Pour les non initiés, le « mouvement », ce n’est pas de la zumba, ni une macarena, ni non plus une flash mob d’école. Non, le mouvement, c’est le bal des postes de l’année suivante. Je ne rentrerai pas dans les détails des attributions. Ils sont tellement obscurs qu’aucun instit ne sait vraiment comment ça marche exactement (c’est fait exprès). Tout ce qu’on sait, c’est que si tu es jeune instit, tu auras beau allumer un cierge gros comme Roberto, t’es sacrément dans la merde. On te regardera avec ce regard compatissant de cocker, mais qui veut quand même dire que merde, chacun son tour, eux aussi ils en ont chié, manquerait plus que t’en chies pas non plus ! On se saigne plus à l’Opinel, mais c’est tout comme.

D’habitude, à l’école, les collègues parlent un peu de tout (et râlent, beaucoup). Mais vers la mi-mars, il n’y a plus qu’un seul sujet de conversation : le putain de mouvement (pardi). Toi, tu auras envie de tuer des gens. Chacun ira de sa petite histoire. Quelqu’un connait toujours quelqu’un qui connait toujours quelqu’un qui. Y passeront des histoires toutes plus rocambolesques les unes que les autres (les mythes font vivre les surveillances de cour d’école, je vous le dis) (le café moulu, aussi, mais c’est une autre histoire).

Un jour, il parait que quelqu’un, avec un barème aussi merdique que le tien, a réussi à obtenir un poste en plein Bordeaux centre. Mhm. En fait, la chance que ça tombe sur toi est à peu près aussi grande que celle de décrocher deux fois d’affilée la mise du loto. La vérité, c’est qu’on ne sait même pas si en couchant ça changerait quelque chose (oui parce qu’à un moment, on y pense) (le Blayais, merde !). Mais c’est pas grave, t’y crois. Parce que « on sait jamais ».

La réalité, elle pue un peu du cul. Pendant tes cinq à dix premières années d’enseignement, tu vas être ballottée de poste en poste, parfois incongrus. Si tu as de la chance, tu pourras même tomber sur un poste dont tu ne soupçonnais même pas l’existence. Exit tes idées de classes qui sentent la cire d’abeille le jour de la rentrée. Non, toi, on te réservera des postes dont personne ne veut, dans des classes moches, qui fuient ou sans chauffage.

Tu seras certainement remplaçant, aussi. Mais loin. Non content de te cogner un poste pourri, tu auras un poste pourri, mais à plus d’une heure de route. S’offriront donc à toi deux possibilités attirantes : soit tu déménages près de ta (tes) nouvelle(s) école(s) (chaton, sur une échelle de 1 à 10, le fond du Médoc, tu l’aimes combien ?), soit tu restes chez toi, et tu achètes un diesel (et du Xanax).

Quand les postes paraissent, lors du mouvement, Mappy devient ton site web favori. Tu vas ainsi devenir, en l’espace de quelques jours, une encyclopédie géographique vivante concernant les bleds reculés de ton département. Tu sauras tous les situer, et dégainer en deux-deux le temps exact que tu mettrais pour y arriver depuis chez toi. Distance Talence-Libourne centre, 8h15 un mardi ? 39 minutes, si tu ne te prends pas le bouchon de la sortie 24. Dans les dîners, on t’appellera Tomtom, mais tu le prendras bien (t’es prof, tu aimes étaler ta culture, aussi merdique soit-elle).

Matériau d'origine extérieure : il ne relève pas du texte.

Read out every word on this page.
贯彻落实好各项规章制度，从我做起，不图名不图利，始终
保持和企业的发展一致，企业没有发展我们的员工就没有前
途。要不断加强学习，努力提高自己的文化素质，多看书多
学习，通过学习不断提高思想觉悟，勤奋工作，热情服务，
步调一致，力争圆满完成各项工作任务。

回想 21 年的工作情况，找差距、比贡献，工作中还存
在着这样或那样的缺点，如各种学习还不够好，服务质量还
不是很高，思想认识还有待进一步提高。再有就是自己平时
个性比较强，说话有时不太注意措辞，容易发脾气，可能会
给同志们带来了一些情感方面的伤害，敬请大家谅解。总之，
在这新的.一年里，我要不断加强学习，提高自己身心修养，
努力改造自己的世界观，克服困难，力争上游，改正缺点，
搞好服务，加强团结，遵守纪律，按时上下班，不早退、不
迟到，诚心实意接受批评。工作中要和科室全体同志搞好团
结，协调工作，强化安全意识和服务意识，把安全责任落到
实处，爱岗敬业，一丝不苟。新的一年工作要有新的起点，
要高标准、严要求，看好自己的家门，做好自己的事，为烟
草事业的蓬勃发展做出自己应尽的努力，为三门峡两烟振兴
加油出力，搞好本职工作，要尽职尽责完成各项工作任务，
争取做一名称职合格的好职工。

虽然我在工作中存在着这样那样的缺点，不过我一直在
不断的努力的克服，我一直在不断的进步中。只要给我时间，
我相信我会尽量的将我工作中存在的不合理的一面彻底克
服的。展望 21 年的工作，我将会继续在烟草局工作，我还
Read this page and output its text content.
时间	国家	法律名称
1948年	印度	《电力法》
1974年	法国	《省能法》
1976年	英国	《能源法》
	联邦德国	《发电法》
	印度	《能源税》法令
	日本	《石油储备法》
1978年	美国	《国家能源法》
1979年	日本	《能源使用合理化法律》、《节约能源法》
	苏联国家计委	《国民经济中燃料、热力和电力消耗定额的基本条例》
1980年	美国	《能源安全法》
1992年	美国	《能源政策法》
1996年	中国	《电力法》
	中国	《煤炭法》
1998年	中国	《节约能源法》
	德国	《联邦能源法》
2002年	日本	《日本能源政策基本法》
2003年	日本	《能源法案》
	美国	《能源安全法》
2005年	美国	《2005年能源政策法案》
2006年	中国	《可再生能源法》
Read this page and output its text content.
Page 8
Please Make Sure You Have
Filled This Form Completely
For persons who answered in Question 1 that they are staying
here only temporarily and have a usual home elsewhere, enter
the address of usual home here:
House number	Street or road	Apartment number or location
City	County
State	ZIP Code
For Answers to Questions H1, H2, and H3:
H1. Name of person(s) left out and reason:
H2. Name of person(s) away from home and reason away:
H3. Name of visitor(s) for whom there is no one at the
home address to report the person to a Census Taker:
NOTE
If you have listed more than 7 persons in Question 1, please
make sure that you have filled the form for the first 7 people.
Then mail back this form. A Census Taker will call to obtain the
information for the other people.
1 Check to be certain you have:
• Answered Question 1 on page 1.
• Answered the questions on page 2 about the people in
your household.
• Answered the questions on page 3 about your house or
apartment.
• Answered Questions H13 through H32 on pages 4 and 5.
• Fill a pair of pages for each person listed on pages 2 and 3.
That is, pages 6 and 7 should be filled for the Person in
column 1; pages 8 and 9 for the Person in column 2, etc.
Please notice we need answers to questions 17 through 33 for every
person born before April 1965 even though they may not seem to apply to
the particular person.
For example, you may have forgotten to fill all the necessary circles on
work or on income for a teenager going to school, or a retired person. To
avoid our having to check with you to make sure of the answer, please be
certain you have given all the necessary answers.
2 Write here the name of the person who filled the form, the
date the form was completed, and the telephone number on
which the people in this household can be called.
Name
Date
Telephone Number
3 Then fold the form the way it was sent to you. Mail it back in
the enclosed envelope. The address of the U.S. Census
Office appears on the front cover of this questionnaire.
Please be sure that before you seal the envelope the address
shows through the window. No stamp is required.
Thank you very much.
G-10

Après avoir bûché ta géo, tu te poseras des questions existentielles de premier ordre : voeux précis ou voeux géographiques ? Le voeu n°8 ne devrait-il pas plutôt être en n°16 ? Petite école sympa mais risque de multiniveaux, ou grande école usine mais niveau simple ? Inutile de te dire qu’à ce stade de la réflexion, tes amis non-instit ne te parlent plus. Tu les gonfles. D’ailleurs, tu te gonfles aussi.

Allez, respire chouchou. Le mouvement est paru aujourd’hui. Détends toi, et sois réaliste : tu vas forcément avoir un poste de merde. Y’a quelqu’un qui connait quelqu’un qui m’a dit que tu m’aimais encore qu’une personne avait survécu à des remplacements  en quatre quarts de temps en CLIS dans le nord Blayais. Si.

Zen, ça ira mieux… dans dix ans.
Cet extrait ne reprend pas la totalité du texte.